Friday, May 4, 2012

Adventures in Car Repair

The driver's seat on the Corvette has become increasingly unsupportive, and seemed to be leaning a bit to the left.  I ordered up an upholstery rebuild kit from JW Motorsports.  The cost was $39.95 plus shipping, which, if you look at the price of the materials, is pretty profitable.  (There's perhaps $5 worth of stuff in it.)  If you look at the value of having it all available to order as a package with instructions, it's a decent deal.

The core problem that makes this kit in demand is that the Corvette seat frame is pretty sharp, and the foam that makes up the bottom bolsters slices pretty quickly, reducing their support.  In addition, the wires that form the springs holding the seat bottom tend to cut into the foam as well.  This kit fixes both problems.  There are replacement foam blocks that protect the bottom bolsters from the frame, and piece of 1/4" thick jute that goes on top of the wires, protecting the bottom upholstery from the wires.

I find myself wondering if a thin sheet of aluminum might even be a better choice here--it would add significant support.  Many years ago, a couple of friends bought a Chevrolet Impala and Malibu with the 9C1 police car package.  This was a Central Office Production Order option that many dealers did not like ordering for the rest of us, but it provided a number of significant performance and durability advantages over the sports suspension.  One of the unexpected treats was that instead of the standard GM bench seats, these were vastly more comfortable for long drives.  It turned out that instead of an open spot in the frame under your rear, these had a solid metal sheet.

This meant much better support, and like Mercedes-Benz seats used to be, they felt too stiff for the first fifteen minutes (test drive time)--and absolutely flawless from then on.  My friend's Impala was the weirdest car, because if I was driving it, I felt like I could have driven twelve hours straight without getting out, and I would have felt completely comfortable.  Yet no matter how rested I was, if I was in the passenger's seat, I would start to fall asleep without a few minutes (and that is not something I usually do as a passenger).

I spent about three hours on this project.  Oddly enough, an hour of it was spent trying to untie a fiendishly effective knot in a string that holds the bottom seat cover onto the frame.  By the time I was done, I could not find the other end of the string, but it doesn't seem to much matter--the seat cover isn't moving.

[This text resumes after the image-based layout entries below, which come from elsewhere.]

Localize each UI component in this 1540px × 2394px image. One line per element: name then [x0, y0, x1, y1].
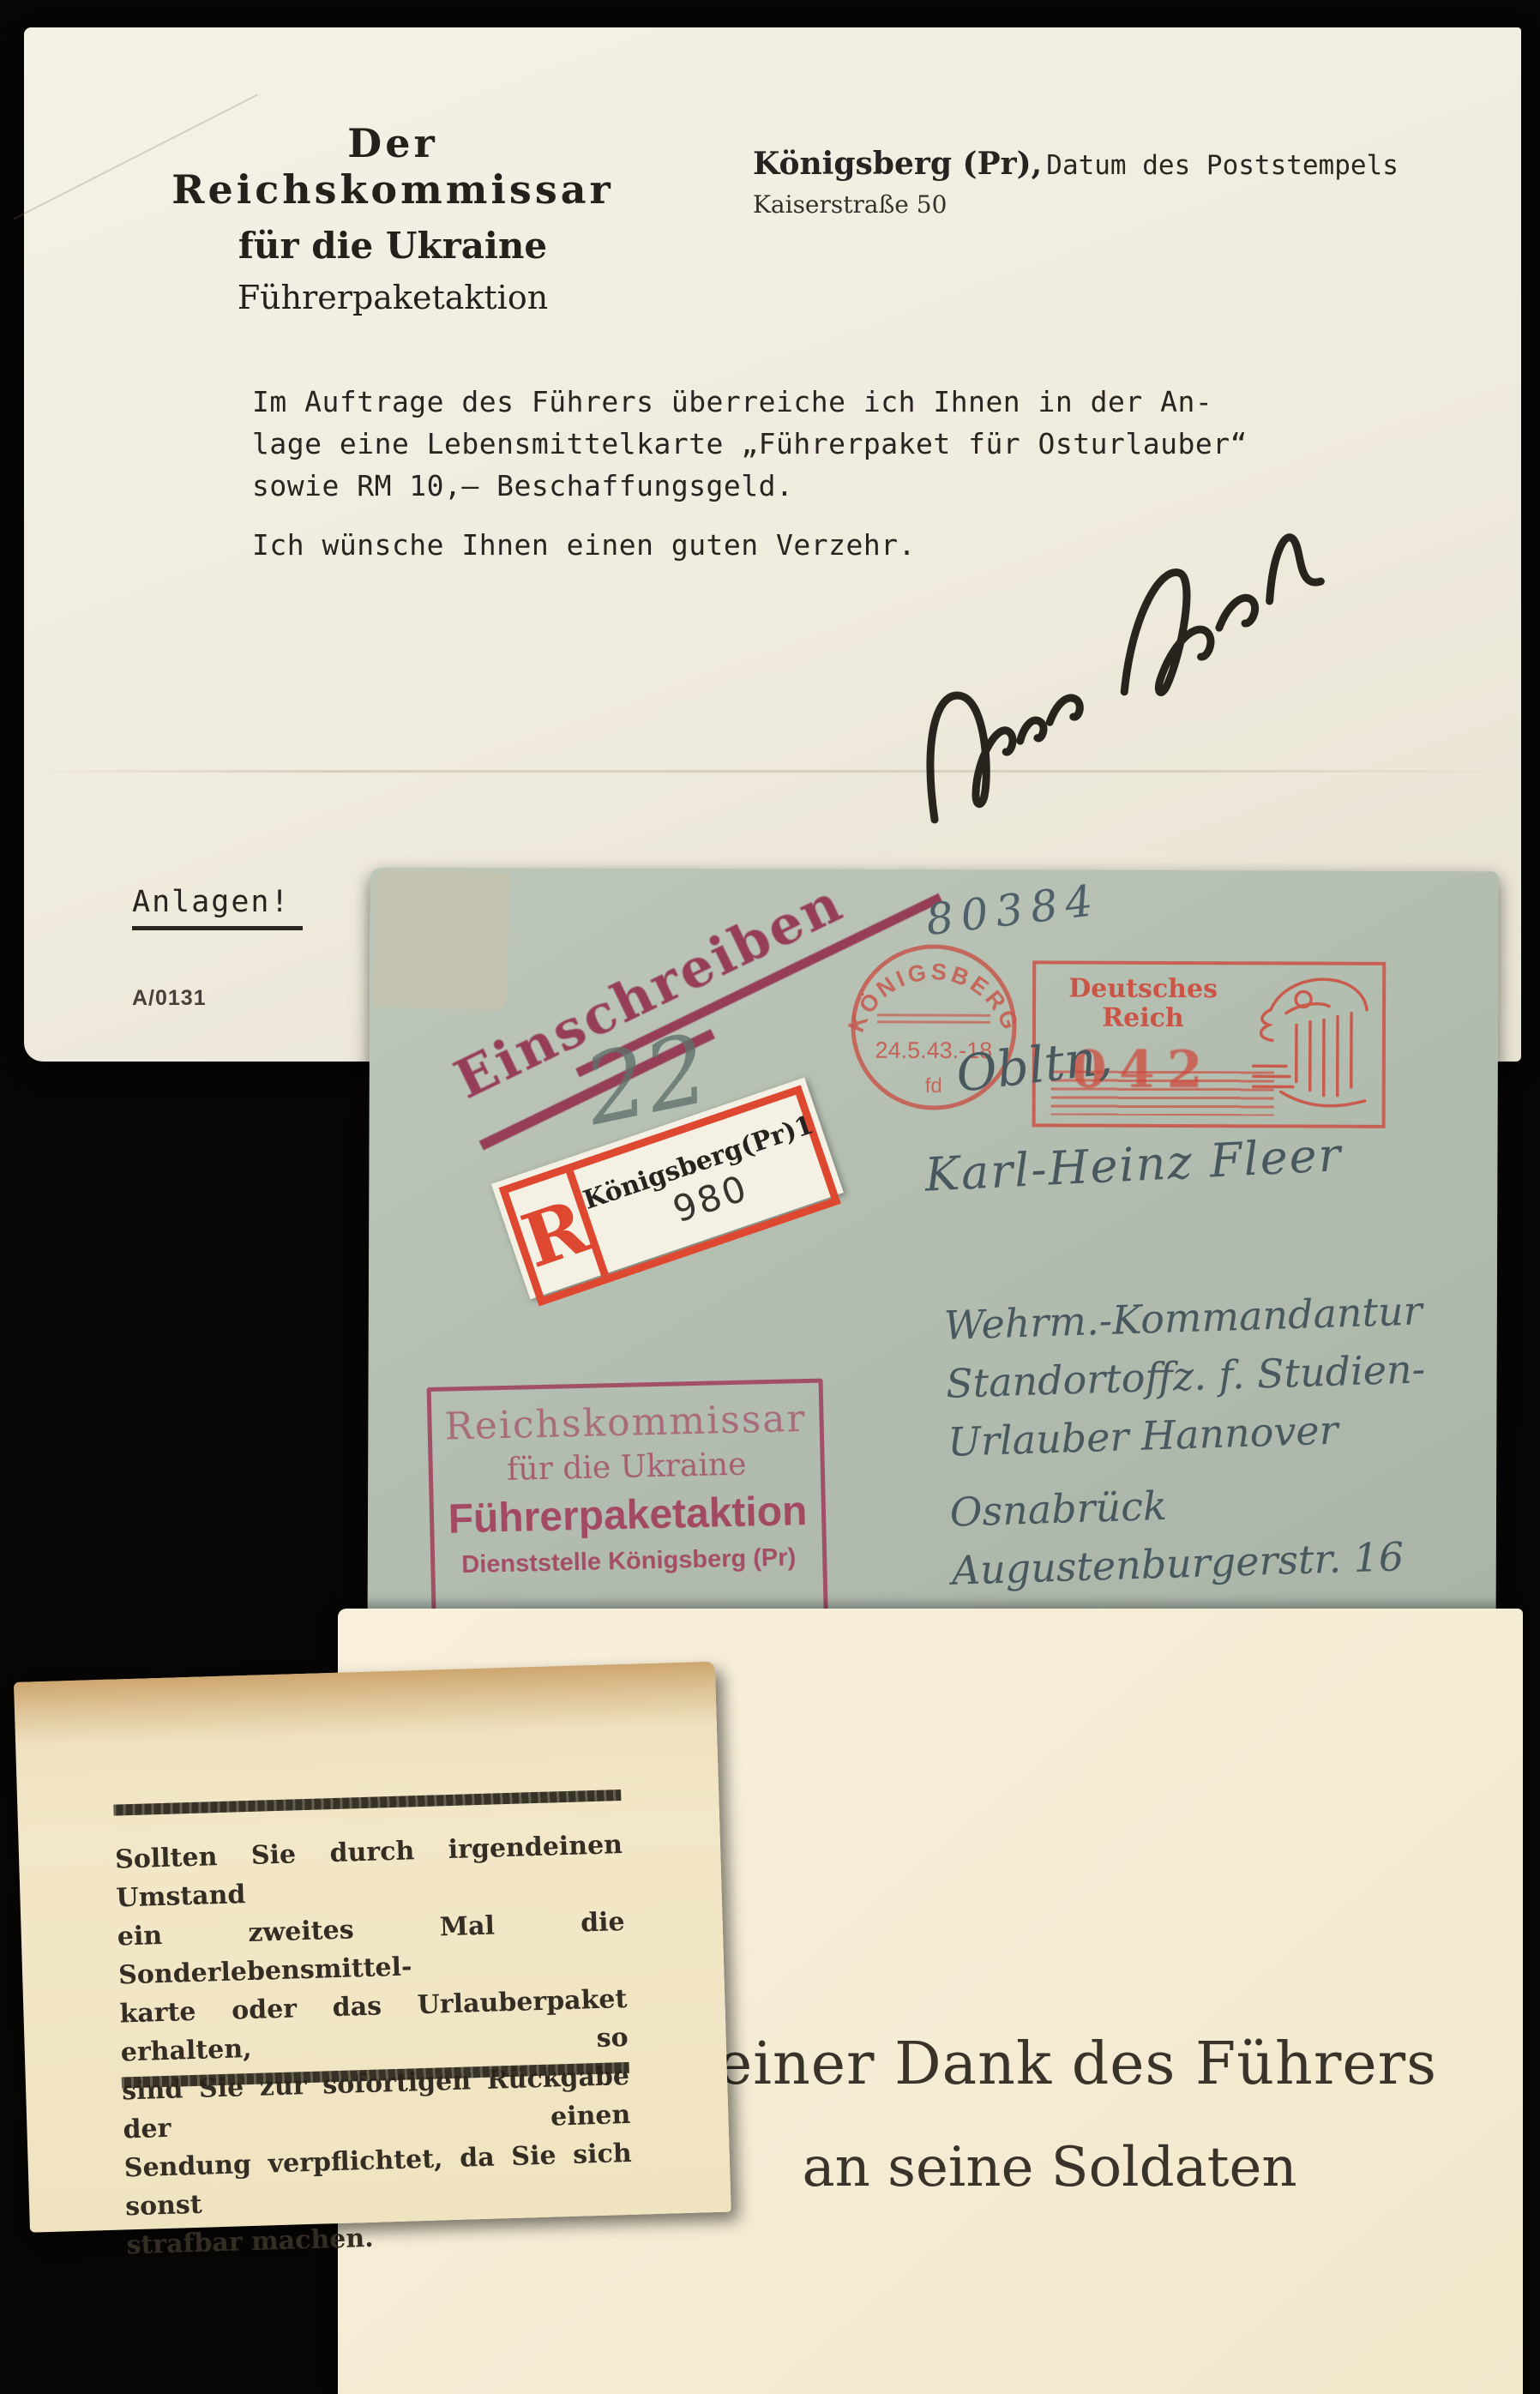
thanks-line1: kleiner Dank des Führers — [621, 2030, 1478, 2098]
letterhead-line1: Der Reichskommissar — [127, 120, 659, 213]
cachet-line1: Reichskommissar — [431, 1397, 820, 1449]
warning-text: Sollten Sie durch irgendeinen Umstand ei… — [115, 1826, 635, 2265]
address-block: Wehrm.-Kommandantur Standortoffz. f. Stu… — [943, 1281, 1432, 1599]
letterhead-line2: für die Ukraine — [127, 225, 659, 267]
place-date-line: Königsberg (Pr), Datum des Poststempels … — [753, 146, 1399, 219]
fold-crease — [24, 770, 1521, 773]
place-name: Königsberg (Pr), — [753, 146, 1042, 182]
decorative-rule — [113, 1789, 621, 1816]
cachet-line3: Führerpaketaktion — [433, 1488, 821, 1543]
envelope: Einschreiben 22 R Königsberg(Pr)1 980 Re… — [367, 868, 1498, 1675]
warning-line: Sendung verpflichtet, da Sie sich sonst — [123, 2134, 633, 2227]
letterhead-line3: Führerpaketaktion — [127, 279, 659, 316]
paper-patch — [373, 869, 510, 1011]
meter-country-line1: Deutsches — [1036, 974, 1250, 1004]
meter-country-line2: Reich — [1036, 1003, 1250, 1033]
registration-r-letter: R — [514, 1190, 596, 1279]
letterhead: Der Reichskommissar für die Ukraine Führ… — [127, 120, 659, 316]
body-line: lage eine Lebensmittelkarte „Führerpaket… — [252, 423, 1248, 465]
document-photo: Der Reichskommissar für die Ukraine Führ… — [0, 0, 1540, 2394]
letter-body: Im Auftrage des Führers überreiche ich I… — [252, 381, 1248, 507]
cachet-line4: Dienststelle Königsberg (Pr) — [435, 1543, 823, 1580]
cachet-line2: für die Ukraine — [432, 1446, 821, 1489]
address-name: Karl-Heinz Fleer — [923, 1128, 1344, 1202]
street-address: Kaiserstraße 50 — [753, 190, 1399, 219]
age-stain — [14, 1662, 717, 1746]
warning-card: Sollten Sie durch irgendeinen Umstand ei… — [14, 1662, 731, 2233]
body-line: Im Auftrage des Führers überreiche ich I… — [252, 381, 1248, 423]
form-number: A/0131 — [132, 986, 207, 1011]
letter-closing: Ich wünsche Ihnen einen guten Verzehr. — [252, 528, 916, 562]
handwritten-number: 80384 — [923, 875, 1103, 945]
warning-line: karte oder das Urlauberpaket erhalten, s… — [119, 1980, 629, 2072]
eagle-icon — [1250, 966, 1380, 1120]
signature-erich-koch — [836, 472, 1424, 903]
datestamp-letters: fd — [925, 1074, 942, 1098]
warning-line: Sollten Sie durch irgendeinen Umstand — [115, 1826, 624, 1918]
thanks-line2: an seine Soldaten — [621, 2136, 1478, 2199]
enclosures-note: Anlagen! — [132, 885, 303, 930]
body-line: sowie RM 10,— Beschaffungsgeld. — [252, 465, 1248, 507]
warning-line: ein zweites Mal die Sonderlebensmittel- — [117, 1903, 626, 1995]
date-note: Datum des Poststempels — [1046, 150, 1399, 181]
thanks-text: kleiner Dank des Führers an seine Soldat… — [621, 2030, 1478, 2199]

What I discovered, once I had everything pretty much back together, is that while the bolsters needed repair, that was probably not the root problem.  It turns out that there is a plastic support on the left side of the driver's seat that has broken before, and which provides external support for the left side of the seat (rather like a solid buttress on a cathedral).  It was in the process of tearing again, and I believe that is the root of why support has been bad and the seat was sagging to the left.  The last time I had this part replaced, I was still under warranty, but at least I know how to do this now, and it isn't even very hard.  Now I just have to find the part.

UPDATE: Today, I am feeling the awkward position that I was in for this project yesterday.  Some of these muscles don't get much use!  The good news is that the "Seat Adjuster Control Cover, Left," that I need is in stock at Peterson Chevrolet in Boise, and it is $21.  (Amazingly, not every Corvette part is overpriced.)